Creating authentic Vietnamese and Chinese dishes, Saigon Restaurant opened in 2007 at 3200 SW 29th St. I’ve always enjoyed their food, but didn’t fully appreciate this complex flavor, built with simple ingredients, until a holiday in Vietnam. Of course we hit a few tourist spots, but the joy of traveling is trekking off the beaten path. Seeing every day life and more importantly, participating. The organized chaos of hundreds of scooters, some carrying five family members, beep beep beeping into the night. New and tantalizing aromas from the grilled street food served by friendly locals. Travel tip (or if you’re in Topeka) Choose a restaurant that is crowded with people that don’t look like you. Explore- if it’s one mile away from home or 10,000.
It was thrilling to return to Top City and find Saigon’s dishes comparable to those of Vietnam, sans child-sized plastic furniture. Owners and chefs, Mary and Tommy, source their ingredients locally, which makes me exceptionally happy.
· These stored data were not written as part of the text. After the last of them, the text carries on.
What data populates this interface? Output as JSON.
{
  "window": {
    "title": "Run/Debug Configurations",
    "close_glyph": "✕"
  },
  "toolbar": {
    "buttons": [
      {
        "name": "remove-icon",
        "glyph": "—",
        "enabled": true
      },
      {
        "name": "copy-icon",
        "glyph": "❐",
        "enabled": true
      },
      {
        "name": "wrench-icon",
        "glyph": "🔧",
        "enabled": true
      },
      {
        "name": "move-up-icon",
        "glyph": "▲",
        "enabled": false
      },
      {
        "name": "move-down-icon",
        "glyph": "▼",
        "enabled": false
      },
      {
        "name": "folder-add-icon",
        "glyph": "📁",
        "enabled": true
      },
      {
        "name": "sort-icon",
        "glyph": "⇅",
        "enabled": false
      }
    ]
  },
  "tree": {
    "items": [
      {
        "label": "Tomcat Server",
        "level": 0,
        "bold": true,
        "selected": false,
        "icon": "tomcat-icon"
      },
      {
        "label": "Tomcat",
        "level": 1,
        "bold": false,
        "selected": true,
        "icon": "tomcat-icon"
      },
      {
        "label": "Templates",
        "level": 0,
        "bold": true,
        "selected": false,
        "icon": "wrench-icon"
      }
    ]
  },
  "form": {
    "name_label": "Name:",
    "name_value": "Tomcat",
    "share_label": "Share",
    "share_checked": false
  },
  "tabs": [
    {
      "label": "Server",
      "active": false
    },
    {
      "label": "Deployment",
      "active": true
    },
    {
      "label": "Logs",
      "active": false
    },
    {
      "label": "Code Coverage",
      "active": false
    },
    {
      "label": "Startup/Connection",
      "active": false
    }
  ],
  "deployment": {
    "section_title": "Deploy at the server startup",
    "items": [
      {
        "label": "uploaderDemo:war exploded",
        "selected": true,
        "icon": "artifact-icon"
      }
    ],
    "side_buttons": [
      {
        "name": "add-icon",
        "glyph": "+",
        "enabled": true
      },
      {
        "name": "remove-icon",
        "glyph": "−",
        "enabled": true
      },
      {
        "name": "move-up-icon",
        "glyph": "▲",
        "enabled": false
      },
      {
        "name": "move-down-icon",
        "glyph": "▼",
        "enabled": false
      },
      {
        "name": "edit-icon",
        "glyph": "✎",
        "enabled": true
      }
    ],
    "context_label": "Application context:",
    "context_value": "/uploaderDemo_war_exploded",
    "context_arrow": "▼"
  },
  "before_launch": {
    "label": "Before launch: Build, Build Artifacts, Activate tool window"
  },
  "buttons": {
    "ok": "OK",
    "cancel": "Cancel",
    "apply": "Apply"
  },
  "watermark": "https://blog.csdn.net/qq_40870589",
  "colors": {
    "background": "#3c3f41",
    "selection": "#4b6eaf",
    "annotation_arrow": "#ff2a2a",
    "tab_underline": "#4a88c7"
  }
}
“All of our herbs come from a farm outside Eureka and most of our meats from butchers between Topeka and KC. We want people to know we hold on to family values and treat our customers like family. Sometimes, you’ll see customers run back to the kitchen to say ‘hello.’ We don’t mind. If it wasn’t for our loyal customers and word of mouth, we wouldn’t be where we are now. We want our customers to know we truly appreciate their support.”
Their most popular Vietnamese dish is Combination Pho. A bowl of pho (pronounced ‘fuh’) is more than the sum of its parts. Each bowl is constructed individually with tender rice noodles, bone broth, thinly sliced meats and fresh herbs. Their big seller for Chinese is General Tao’s Chicken – spicy, saucy and tender. They’re also known for their fresh summer rolls, Saigon Rangoons – spicy version of crab rangoon with added herbs and sriracha and Vietnamese coffee. Served hot or iced with condensed milk, it is exceptional and a favorite of mine.
I find it difficult not to order Bun Cha Gio Thit Nuong (#17) . Crafted with rice vermicelli, lettuce, cucumber, a cut up Vietnamese roll, bean sprouts, peanuts and cilantro.
Pour in the entire side of fish sauce.
Stir. Let soak. Devour.
As the late great Anthony Bourdain said: “When someone cooks for you, they are saying something. They are telling you about themselves: where they come from, who they are, what makes them happy.”